Si ahora subimos la escalera F, nos encontramos en la parte delantera del piso alto. La primera habitación con tres ventanas a la calle (encima de E y de la mitad de D) era el lavadero. Seguía una habitación individual (encima de la otra mitad de D) que ocupaba el ama vieja, es decir, el ama que había criado a mi padre, la cual, curiosamente, era el único habitante de San Isidoro 24 que tenía el privilegio de disponer de una habitación individual. La tercera habitación (encima de A, B y C) era el dormitorio de las muchachas del servicio con tres ventanas a la calle.

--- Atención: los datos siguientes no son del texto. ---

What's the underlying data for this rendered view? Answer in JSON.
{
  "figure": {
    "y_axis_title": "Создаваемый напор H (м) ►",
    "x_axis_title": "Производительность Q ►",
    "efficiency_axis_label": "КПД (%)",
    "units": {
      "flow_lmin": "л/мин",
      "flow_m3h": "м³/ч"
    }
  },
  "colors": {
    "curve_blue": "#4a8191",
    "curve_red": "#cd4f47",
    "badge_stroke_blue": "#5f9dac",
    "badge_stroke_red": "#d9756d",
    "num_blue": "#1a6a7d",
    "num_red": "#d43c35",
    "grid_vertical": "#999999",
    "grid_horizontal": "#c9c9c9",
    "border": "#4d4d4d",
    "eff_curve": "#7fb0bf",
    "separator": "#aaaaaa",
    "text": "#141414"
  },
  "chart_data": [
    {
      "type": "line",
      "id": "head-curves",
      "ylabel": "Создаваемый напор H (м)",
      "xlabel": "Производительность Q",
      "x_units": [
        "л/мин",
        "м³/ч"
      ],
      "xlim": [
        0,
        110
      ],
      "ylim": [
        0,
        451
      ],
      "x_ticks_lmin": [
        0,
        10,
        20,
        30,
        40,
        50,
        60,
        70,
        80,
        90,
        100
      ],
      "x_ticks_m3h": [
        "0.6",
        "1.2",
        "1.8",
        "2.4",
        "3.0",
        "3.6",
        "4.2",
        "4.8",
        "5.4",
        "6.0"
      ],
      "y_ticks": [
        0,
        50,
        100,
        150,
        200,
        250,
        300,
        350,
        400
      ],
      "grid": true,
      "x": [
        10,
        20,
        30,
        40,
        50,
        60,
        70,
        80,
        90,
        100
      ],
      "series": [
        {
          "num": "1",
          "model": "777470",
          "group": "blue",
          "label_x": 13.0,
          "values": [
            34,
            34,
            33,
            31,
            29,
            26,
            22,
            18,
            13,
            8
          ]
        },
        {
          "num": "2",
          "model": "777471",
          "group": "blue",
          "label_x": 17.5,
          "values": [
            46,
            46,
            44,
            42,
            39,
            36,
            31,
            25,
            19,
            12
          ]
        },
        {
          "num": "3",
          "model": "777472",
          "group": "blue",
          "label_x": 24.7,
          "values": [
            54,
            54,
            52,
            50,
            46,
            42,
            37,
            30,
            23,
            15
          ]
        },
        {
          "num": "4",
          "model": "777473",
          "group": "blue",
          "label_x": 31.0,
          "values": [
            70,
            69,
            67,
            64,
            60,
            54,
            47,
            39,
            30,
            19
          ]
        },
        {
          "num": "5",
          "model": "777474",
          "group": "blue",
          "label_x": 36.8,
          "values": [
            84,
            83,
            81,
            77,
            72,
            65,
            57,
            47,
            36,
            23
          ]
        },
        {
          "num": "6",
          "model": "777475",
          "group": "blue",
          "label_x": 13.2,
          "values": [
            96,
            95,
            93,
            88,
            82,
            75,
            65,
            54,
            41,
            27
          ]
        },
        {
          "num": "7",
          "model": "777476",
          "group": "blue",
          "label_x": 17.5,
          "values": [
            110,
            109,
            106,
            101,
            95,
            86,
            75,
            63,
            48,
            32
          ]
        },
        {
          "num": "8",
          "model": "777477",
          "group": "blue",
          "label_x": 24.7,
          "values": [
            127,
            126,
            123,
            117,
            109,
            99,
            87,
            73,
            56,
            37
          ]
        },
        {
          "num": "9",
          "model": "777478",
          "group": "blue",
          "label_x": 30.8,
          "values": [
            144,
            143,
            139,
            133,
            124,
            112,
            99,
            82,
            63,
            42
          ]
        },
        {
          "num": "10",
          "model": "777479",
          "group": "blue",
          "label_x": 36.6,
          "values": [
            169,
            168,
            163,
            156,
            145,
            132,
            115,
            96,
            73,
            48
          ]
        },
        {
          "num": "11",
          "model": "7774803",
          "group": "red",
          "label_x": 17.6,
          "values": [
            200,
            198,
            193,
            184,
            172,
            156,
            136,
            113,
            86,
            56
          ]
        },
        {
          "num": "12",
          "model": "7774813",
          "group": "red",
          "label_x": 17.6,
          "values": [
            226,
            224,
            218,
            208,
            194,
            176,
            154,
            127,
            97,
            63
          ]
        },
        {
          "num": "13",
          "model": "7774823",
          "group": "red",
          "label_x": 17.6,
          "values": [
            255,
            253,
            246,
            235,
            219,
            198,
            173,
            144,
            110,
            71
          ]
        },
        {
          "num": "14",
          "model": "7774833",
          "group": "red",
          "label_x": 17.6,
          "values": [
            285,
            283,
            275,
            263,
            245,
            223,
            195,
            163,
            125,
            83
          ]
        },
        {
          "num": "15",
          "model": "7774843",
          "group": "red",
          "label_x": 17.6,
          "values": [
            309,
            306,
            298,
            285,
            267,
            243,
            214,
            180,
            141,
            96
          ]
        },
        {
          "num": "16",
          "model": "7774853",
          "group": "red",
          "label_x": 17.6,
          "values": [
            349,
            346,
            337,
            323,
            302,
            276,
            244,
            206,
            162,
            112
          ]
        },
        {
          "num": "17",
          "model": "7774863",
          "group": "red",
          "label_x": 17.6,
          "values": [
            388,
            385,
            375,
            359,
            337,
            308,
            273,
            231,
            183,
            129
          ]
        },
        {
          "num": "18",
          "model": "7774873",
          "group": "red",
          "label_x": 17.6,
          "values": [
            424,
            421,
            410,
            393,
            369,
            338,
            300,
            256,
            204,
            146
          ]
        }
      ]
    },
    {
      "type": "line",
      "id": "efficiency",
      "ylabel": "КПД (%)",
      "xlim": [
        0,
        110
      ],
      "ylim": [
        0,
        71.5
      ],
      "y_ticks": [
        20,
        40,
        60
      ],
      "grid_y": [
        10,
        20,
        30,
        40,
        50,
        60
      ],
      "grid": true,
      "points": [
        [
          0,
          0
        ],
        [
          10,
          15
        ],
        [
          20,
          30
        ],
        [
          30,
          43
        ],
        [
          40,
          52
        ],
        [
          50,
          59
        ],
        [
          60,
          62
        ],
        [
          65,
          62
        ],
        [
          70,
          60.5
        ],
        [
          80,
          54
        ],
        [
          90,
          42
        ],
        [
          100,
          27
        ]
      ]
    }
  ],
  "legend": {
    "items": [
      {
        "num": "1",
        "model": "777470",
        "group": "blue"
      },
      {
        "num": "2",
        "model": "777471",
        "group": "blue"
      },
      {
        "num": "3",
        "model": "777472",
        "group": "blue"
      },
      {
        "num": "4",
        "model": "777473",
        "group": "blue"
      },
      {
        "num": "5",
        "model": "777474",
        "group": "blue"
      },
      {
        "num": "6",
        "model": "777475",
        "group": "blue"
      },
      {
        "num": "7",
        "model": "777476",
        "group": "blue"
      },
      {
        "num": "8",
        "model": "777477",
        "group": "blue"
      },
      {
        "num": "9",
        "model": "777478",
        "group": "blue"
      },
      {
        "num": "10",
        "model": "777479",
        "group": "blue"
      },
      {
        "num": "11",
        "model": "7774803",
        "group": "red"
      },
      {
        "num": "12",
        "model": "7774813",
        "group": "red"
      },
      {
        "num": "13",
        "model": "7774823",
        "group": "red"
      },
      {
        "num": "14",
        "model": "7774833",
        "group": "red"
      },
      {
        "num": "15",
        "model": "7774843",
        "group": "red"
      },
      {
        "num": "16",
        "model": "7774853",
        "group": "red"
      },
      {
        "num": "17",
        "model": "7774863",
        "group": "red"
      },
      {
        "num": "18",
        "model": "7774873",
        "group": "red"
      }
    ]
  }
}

Como es lógico, yo nunca subía allí pero una vez que lo hice, acompañando a alguien de la oficina, descubrí, para mi asombro, que tras la zona A-B había dos azoteas más a distintos niveles y dos habitaciones en las que se archivaban los documentos de la oficina que iban quedando obsoletos, uno de los cuales necesitaba consultar el susodicho oficinista. Como esto ocurrió cuando yo llevaba unos cinco años viviendo en la casa, todavía no me explico que para conocerla del todo hubiese necesitado tanto tiempo.

A la otra parte del piso alto se subía por la escalera F, que desembocaba en una habitación muy grande encima de T, U y parte de S, muy descuidada, de paredes encaladas y llenas de desconchones, suelo de ladrillo rojo y totalmente vacía hasta que conseguí que nos la cedieran para nuestros juegos junto a algunos trastos inútiles. Las otras dos habitaciones, que venían a caer encima de S, R, X y J, estaban permanentemente cerradas y rebosaban de muebles y cachivaches, algunos ya fuera de uso y otros que había que llevar a los lugares de veraneo o que al ser propios de la estación estival, dormían allí durante el invierno.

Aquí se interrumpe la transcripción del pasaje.